Since my retirement, my passions are nature photography (especially bird photography), landscape photography, and travel photography.
I have traveled and photographed sites along the Lewis and Clark Trail, the Oregon Trail, the Mormon Trail, the Santa Fe Trail, and the Bozeman Trail. I have photographed Abraham Lincoln sites throughout Kentucky, Indiana, and Illinois. Most recently I have begun visiting and photographing Civil War battlefields and museums throughout the country
My bird and wildlife photography has taken me to sites throughout the state of Illinois and also to sites throughout the state of Florida.
I have participated in 50 Elderhostel / Road Scholar programs throughout the country and many of my photo galleries shows memories of those wonderful experiences.
I am a lucky man to have had a job that I loved teaching biology in high school for 33 years and now I love my travel and photography "retirement". Please enjoy my photo galleries.
Ding Darling National Wildlife Refuge on Sanibel Island in Florida is a great place to photograph birds.There is a five-mile one-way road which winds though the park providing many opportunities to photograph the birds.
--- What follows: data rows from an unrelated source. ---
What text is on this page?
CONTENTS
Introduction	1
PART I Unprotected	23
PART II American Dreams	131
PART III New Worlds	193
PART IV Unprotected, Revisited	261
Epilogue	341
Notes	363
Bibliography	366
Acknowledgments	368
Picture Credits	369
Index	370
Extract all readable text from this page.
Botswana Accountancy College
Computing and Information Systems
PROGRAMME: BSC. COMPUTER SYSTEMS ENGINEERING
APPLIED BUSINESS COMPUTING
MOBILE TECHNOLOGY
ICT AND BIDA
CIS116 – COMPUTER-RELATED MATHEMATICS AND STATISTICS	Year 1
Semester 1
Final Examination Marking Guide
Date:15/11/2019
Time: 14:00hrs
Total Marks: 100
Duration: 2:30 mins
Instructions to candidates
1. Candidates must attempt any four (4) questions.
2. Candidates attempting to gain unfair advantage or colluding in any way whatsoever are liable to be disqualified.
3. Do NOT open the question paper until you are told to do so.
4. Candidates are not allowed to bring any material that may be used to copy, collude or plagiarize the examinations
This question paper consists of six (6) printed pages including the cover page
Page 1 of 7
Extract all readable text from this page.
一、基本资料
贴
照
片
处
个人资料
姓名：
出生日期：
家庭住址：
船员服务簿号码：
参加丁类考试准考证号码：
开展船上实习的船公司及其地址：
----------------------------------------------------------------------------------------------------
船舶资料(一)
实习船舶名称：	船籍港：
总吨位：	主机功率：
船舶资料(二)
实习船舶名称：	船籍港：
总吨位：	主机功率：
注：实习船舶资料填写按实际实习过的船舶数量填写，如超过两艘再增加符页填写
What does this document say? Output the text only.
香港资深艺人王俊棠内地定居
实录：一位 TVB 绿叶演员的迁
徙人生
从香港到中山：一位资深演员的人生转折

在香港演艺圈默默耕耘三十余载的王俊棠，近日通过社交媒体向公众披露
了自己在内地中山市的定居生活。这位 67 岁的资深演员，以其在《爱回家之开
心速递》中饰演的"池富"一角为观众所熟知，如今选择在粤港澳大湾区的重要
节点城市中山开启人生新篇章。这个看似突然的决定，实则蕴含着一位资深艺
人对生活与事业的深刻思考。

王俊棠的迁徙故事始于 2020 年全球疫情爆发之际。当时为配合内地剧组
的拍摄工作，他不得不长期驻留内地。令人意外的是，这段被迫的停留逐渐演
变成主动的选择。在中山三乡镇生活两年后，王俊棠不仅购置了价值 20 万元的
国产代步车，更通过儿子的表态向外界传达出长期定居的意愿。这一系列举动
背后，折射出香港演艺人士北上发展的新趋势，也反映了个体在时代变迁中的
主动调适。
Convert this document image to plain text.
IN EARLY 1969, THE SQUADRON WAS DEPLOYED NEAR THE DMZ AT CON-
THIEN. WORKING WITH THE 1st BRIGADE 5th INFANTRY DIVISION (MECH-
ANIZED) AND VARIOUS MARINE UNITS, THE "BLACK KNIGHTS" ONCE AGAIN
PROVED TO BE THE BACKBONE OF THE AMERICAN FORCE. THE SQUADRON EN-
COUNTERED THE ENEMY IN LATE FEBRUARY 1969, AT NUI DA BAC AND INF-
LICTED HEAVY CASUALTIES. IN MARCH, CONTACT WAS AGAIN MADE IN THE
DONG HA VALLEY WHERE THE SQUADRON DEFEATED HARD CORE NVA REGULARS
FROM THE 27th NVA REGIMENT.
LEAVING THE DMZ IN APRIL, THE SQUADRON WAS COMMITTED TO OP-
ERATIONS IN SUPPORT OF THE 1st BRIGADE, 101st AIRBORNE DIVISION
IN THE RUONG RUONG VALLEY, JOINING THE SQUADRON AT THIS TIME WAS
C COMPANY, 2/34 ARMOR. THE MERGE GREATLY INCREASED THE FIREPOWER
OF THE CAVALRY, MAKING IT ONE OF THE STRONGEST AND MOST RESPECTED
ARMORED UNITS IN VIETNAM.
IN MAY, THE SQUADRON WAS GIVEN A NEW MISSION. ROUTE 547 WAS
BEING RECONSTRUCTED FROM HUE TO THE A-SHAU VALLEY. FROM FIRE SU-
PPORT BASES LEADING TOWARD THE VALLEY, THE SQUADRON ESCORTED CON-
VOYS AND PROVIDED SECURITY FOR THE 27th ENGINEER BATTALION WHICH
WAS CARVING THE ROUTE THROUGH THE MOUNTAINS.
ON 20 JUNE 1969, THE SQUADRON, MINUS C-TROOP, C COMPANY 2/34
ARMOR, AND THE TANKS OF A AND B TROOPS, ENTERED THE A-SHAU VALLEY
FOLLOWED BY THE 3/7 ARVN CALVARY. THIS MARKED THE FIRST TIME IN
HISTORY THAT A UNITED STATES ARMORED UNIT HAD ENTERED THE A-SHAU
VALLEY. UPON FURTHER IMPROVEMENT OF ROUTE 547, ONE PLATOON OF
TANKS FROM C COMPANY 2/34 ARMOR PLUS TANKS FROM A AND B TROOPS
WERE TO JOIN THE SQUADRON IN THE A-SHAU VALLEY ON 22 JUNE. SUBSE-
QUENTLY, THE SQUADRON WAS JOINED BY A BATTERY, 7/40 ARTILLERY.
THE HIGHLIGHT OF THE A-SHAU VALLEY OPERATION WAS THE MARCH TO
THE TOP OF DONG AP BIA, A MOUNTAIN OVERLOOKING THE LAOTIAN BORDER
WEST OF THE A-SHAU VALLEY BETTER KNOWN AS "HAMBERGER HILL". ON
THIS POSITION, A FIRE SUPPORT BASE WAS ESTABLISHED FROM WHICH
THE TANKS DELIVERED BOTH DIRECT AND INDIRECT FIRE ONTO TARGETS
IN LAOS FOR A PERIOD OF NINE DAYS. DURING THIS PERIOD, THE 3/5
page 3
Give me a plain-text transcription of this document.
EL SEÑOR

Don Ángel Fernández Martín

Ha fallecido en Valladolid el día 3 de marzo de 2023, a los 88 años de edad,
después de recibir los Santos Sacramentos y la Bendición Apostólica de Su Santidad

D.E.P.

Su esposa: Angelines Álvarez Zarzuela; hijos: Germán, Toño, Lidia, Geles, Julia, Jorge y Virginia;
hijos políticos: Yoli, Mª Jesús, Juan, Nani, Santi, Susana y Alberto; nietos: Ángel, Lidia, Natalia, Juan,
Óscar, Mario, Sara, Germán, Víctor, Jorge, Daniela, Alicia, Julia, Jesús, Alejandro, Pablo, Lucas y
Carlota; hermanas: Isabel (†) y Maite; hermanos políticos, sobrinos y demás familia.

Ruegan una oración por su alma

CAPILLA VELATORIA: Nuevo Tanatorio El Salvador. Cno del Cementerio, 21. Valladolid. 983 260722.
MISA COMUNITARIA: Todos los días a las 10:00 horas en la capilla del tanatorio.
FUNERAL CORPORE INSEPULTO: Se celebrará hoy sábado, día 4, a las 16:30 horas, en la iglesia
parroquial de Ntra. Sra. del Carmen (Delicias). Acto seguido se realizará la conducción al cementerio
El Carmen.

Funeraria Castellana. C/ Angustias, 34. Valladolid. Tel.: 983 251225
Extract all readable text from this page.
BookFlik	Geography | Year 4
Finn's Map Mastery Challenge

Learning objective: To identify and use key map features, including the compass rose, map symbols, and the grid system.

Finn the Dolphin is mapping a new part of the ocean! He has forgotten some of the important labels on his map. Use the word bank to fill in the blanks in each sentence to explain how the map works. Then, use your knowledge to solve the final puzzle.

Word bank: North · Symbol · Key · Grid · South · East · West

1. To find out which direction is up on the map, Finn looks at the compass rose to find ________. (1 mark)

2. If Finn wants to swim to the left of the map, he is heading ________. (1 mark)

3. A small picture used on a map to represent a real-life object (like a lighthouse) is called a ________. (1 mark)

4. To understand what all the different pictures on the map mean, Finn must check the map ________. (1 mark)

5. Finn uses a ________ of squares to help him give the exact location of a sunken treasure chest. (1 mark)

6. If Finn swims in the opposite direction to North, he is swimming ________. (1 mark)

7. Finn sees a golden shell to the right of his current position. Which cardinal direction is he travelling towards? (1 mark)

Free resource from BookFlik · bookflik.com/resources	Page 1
The road is open from 7:00 to 5:00 daily (except for Friday when it is closed). While some say that redirecting water flow in recent years has caused a decrease in bird populations, it remains an excellent place to photograph birds.
On a recent trip to Louisiana to learn more about Cajun culture, I discovered Lake Martin just east of Lafayette, Louisana. Whether driving along the lake and photographing from my car or taking one of the boat tours of the lake, there were bird photography opportunities galore. I especially enjoyed watching the white Great egrets hunting for bright red crayfish....great photos!!
Lake Woodruff National Wildlife Refuge is a well-kept secret in central Florida. Located in
DeLeon Springs, just north of Deland, Florida, it provides many bird photo opportunities. While you
cannot drive along the different cells which make up the facility, you can hike along the edge of different
sized wetlands areas. You can choose whether to take a one mile walk, a two-mile walk, or longer. Along the way you will see wading birds, shore birds, black vultures, and often osprey. You will also see gators and occasionally otters and armadillos.
Merritt Island National Wildlife Refuge has become my favorite place to photograph birds in Florida. I like
to photograph from auto whenever possible. Merritt has a number of narrow roads which allow you to slowly drive along and photograph from your auto. Blackpoint Wildlife drive is a five mile one-way road that attracts most of the tourists (but still offers excellent opportunities. BioLab Road (three miles in length) and Peacock Pocket Road (seven miles) are less known, but excellent. There are other roads and hiking trails in the park as well. It is always good to check in the Visitor Center soon after arriving to get the latest word on which roads are open and which are temporarily closed.
Browse All Photos slide show
Two other sites I often visit are the Venice Rookery in Venice, Florida and the Blue Heron Water Reclamation Center in Titusville. In Venice there is a park with a small lake; in the center of the lake is a small island.
Great blue herons and anhingas use the shrubs and bushes on the island for nesting purposes. The island
is close enough to allow wonder photos of the nesting birds and bird photographers flock to the area.
Blue Heron Water Reclamation site is located near the junction of route 50 and Interstate 90 in Titusville.
It consists of six large settling ponds. You are welcome drive your car atop the outside berms that forms these ponds. When looking down into the ponds you can photograph from your car.
The Everglades offer opportunites for bird photography. One entrance to the park is the Shark River entrance off of Tamiami Trail (Route 41). This entrance offers a 15 mile round trip tram ride to an observation tower which gives a great overview of the Everglades. Along the journey the guides provide a great history of the Everglades and pause often when photographic opportunites present themselves.
The second entrance to the Everglades is near Florida City. Passing through the entrance puts you onto Flamingo Road which is a 37 miles road that winds through the park to the small community of Flamingo on Florida Bay. Along the trip are a number of pull offs where you can look for photographic opportunities. May favorite place to photograph in the Everglades is along Anhinga Trail at the Royal Palm Visitor Center. This half-mile path runs along a canal and the onto a boardwalk which takes you out among the Everglades denizens.
The St. Augustine Alligator Farm has 22 different specimens of Crocodilians in their collection. For bird photographers the primary attraction is the Rookery Walk. This region of the park provides a boardwalk which takes you over an alligator-infested wetlands. From March - June native birds come into the area to find a mate and build nests. Great egrets, snowy egrets, cattle egrets, tricolor herons, wood storks and occasionally spoonbills build their nests in trees and shrubbery along the walkway providing unbelievable access for photographers.